The National Institute of Standards and Technology (NIST) has just released Guidelines for the Secure Deployment of IPv6 (PDF Link). This is an excellent and free 188 page guide to IPv6. Besides covering the basics, it also does an excellent job of covering IPv6 security issues and how to deploy and management dual IPv4/IPv6 networks. Frankly, it’s the best guide I’ve seen to date on how to actually put IPv6 to work on a network.
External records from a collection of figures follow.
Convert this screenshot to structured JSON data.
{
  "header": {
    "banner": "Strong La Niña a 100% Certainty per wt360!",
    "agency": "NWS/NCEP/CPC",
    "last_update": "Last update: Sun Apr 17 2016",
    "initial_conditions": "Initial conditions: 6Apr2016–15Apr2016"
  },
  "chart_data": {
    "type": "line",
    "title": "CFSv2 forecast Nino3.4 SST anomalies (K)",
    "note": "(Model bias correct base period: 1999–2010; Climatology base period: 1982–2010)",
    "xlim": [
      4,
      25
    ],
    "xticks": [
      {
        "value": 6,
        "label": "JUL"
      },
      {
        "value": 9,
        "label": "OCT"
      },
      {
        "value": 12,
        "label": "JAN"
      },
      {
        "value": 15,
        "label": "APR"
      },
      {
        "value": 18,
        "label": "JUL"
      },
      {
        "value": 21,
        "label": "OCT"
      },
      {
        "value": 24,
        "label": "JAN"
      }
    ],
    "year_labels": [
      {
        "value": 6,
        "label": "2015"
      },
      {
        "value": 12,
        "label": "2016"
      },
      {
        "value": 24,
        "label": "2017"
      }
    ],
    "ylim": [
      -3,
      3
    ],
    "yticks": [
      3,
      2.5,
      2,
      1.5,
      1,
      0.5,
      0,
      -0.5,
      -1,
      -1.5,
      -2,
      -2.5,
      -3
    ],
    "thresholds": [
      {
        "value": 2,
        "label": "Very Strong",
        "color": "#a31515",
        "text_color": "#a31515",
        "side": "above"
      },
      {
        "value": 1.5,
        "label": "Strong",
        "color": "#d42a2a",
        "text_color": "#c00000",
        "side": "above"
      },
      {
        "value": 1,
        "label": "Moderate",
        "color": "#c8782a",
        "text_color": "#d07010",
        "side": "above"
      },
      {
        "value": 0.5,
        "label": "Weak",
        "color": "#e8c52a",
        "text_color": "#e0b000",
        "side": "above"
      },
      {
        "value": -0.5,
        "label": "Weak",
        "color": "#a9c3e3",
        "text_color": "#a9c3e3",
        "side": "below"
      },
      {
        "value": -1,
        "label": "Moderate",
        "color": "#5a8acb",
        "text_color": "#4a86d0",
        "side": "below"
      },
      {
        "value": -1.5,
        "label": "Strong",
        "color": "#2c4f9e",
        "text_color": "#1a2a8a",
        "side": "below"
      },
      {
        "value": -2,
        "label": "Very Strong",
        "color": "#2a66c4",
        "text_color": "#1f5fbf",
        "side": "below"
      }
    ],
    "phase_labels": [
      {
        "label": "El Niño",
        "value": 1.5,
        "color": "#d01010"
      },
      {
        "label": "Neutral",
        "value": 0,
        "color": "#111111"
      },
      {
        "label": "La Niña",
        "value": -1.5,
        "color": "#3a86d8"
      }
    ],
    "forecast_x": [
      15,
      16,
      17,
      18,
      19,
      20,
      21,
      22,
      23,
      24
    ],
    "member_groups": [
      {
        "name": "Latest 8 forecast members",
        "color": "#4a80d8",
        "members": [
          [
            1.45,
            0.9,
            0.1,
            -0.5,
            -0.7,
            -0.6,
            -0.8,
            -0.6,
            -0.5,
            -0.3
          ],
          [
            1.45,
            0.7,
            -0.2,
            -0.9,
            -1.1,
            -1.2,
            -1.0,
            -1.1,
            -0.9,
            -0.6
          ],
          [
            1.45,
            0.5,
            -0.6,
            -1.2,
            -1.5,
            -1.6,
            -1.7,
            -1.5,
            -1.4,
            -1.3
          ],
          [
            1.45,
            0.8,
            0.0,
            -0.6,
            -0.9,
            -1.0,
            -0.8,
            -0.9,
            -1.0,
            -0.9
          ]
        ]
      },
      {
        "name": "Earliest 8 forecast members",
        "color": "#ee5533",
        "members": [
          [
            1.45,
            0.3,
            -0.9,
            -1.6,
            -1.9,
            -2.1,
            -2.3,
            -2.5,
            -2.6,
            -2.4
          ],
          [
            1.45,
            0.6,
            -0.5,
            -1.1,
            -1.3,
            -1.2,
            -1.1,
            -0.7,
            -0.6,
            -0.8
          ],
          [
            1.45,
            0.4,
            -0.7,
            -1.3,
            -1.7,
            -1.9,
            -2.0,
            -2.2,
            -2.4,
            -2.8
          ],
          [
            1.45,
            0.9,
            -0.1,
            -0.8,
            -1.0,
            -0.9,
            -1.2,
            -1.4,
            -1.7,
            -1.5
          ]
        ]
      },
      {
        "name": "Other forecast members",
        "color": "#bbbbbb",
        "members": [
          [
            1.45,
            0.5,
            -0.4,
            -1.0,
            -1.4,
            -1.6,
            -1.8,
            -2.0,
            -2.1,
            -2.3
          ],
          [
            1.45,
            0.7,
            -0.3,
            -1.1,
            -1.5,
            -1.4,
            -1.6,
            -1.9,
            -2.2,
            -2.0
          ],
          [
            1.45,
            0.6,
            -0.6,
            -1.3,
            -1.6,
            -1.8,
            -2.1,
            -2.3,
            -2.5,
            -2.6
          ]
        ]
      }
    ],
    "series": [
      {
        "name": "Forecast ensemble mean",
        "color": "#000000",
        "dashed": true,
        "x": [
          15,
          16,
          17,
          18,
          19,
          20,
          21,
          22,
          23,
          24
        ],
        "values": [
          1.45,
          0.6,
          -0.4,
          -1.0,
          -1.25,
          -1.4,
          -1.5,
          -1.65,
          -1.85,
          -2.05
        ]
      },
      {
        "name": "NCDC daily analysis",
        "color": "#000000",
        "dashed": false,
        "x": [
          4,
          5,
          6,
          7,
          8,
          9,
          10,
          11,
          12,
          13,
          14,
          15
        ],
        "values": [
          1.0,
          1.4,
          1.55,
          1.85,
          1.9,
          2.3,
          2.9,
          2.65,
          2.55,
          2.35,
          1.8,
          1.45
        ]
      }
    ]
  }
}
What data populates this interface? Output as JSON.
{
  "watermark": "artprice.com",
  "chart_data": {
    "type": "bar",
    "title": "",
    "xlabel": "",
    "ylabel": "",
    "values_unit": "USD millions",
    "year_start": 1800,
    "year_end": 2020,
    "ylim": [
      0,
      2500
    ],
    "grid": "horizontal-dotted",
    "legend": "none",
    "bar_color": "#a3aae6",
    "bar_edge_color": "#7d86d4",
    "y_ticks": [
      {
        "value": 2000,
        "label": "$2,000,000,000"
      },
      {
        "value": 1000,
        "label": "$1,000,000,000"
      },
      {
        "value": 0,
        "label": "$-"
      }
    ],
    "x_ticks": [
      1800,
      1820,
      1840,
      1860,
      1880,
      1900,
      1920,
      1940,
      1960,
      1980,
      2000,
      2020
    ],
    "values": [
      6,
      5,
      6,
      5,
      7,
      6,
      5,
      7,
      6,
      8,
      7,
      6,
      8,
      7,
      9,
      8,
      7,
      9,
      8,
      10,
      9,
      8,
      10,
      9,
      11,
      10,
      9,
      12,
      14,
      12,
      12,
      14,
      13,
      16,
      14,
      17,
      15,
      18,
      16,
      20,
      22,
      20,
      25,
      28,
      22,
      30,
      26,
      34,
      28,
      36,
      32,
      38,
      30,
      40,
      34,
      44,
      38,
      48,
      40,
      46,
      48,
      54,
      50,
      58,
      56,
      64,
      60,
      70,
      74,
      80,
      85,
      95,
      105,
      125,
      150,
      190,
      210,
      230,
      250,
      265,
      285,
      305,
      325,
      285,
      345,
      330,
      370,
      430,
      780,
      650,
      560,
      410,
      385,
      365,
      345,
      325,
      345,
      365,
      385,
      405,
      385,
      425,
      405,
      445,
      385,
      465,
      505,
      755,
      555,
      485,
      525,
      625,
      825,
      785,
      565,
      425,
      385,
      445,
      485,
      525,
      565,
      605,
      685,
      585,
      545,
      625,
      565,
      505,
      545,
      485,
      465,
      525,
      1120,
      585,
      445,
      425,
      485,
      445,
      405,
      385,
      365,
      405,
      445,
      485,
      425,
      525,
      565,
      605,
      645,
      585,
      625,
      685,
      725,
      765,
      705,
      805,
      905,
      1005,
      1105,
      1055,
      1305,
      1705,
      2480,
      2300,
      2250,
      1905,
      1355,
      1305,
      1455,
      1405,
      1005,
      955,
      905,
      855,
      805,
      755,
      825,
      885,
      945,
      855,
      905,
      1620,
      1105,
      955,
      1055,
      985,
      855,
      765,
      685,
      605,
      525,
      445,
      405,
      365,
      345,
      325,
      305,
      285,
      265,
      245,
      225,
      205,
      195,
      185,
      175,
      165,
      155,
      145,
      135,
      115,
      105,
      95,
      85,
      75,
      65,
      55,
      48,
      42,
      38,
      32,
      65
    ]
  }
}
Color me green with envy, I’d planned on writing my own e-book on IPv6 sometime this year, and now I have a very high standard to shoot for. This isn’t just a network administrator’s manual, it’s also, to quote NIST’s Evelyn Brown, “a guide for managers, network engineers, transition teams and others to help them deploy the next generation Internet Protocol (IPv6) securely.”
That last word, “securely” is an important one and it’s another reason I highly recommend that you download a copy of this NIST document. As lead author Sheila Frankel said, “Security will be a challenge, however, because organizations will be running two protocols and that increases complexity, which in turn increases security challenges.” These challenges will “include fending off attackers that have more experience than an organization in the early stages of IPv6 deployment and the difficulty of detecting unknown or unauthorized IPv6 assets on existing IPv4 production networks.”
I know. Just what you needed: deploying a new network stack and a new set of network security problems. That’s why I can’t recommend enough that anyone getting ready to deal with IPv6, read this document. You’ll be glad you did.